You don’t have to buy your home just because you have told your landlord you want to.

You can still change your mind. But if you do not tell your landlord what you want to do, your landlord will think you don’t want to buy, and you will have to start again.

If the value of your home has gone up in the meantime, then you will have to pay the higher price.

Step 9: Enquiring about a mortgage

If you need a mortgage, this is when you should talk to a bank or building society.

Step 10: Completing your purchase

If you are happy with your landlord’s terms for selling your home to you, and you have arranged to raise the money, you are ready to go ahead and buy.

You should tell your landlord that you are ready, and ask your solicitor for advice on the legal documents and making your payment. It may take a few months before you become the owner of your home.
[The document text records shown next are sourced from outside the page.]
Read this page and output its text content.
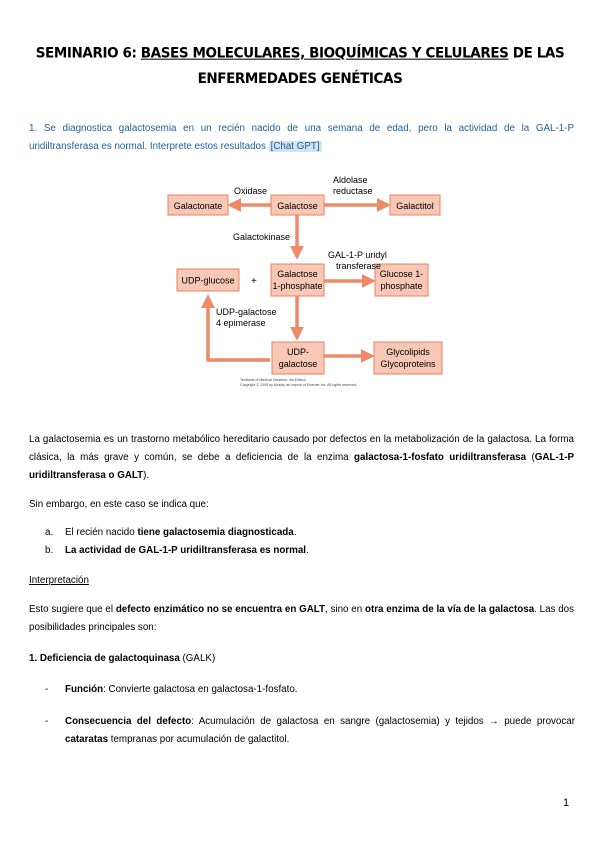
SEMINARIO 6: BASES MOLECULARES, BIOQUÍMICAS Y CELULARES DE LAS ENFERMEDADES GENÉTICAS
1. Se diagnostica galactosemia en un recién nacido de una semana de edad, pero la actividad de la GAL-1-P uridiltransferasa es normal. Interprete estos resultados [Chat GPT]
Galactonate	Galactose	Galactitol
UDP-glucose
Galactose
1-phosphate
Glucose 1-
phosphate
UDP-
galactose
Glycolipids
Glycoproteins
Oxidase
Aldolase
reductase
Galactokinase
GAL-1-P uridyl
transferase
+
UDP-galactose
4 epimerase
Textbook of Medical Genetics, 4th Edition
Copyright © 2005 by Mosby, an imprint of Elsevier Inc. All rights reserved.
La galactosemia es un trastorno metabólico hereditario causado por defectos en la metabolización de la galactosa. La forma clásica, la más grave y común, se debe a deficiencia de la enzima galactosa-1-fosfato uridiltransferasa (GAL-1-P uridiltransferasa o GALT).
Sin embargo, en este caso se indica que:
a. El recién nacido tiene galactosemia diagnosticada.
b. La actividad de GAL-1-P uridiltransferasa es normal.
Interpretación
Esto sugiere que el defecto enzimático no se encuentra en GALT, sino en otra enzima de la vía de la galactosa. Las dos posibilidades principales son:
1. Deficiencia de galactoquinasa (GALK)
- Función: Convierte galactosa en galactosa-1-fosfato.
- Consecuencia del defecto: Acumulación de galactosa en sangre (galactosemia) y tejidos → puede provocar cataratas tempranas por acumulación de galactitol.
1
You can take the time you reasonably need to get a mortgage or legal advice. You can also take your time to discuss the terms of the sale with your landlord.

You should aim to let your landlord know as soon as you are ready to go ahead and buy.

If your landlord does not hear from you for a long time, you may get a Prior warning notice. This will ask you to complete within 8 weeks of the date of the Prior Notice.

You may also get a Final Notice to complete which asks you to complete within 9 weeks of the date of the Final Warning notice or the application will be cancelled by our Legal Team.

Alternatively,  write and tell your landlord that you disagree with the terms of the sale. If you don’t, your landlord may send you a second notice asking you to complete your purchase. If you then don’t complete, your application will not be taken any further.

Your landlord cannot send you a warning notice until at least 3 months after they send your Section 125 notice.

It will help things to go smoothly if, throughout the process, you or your solicitor keep the landlord informed on your circumstances, such as how you are progressing with raising the money or on any other issues that may delay the purchase.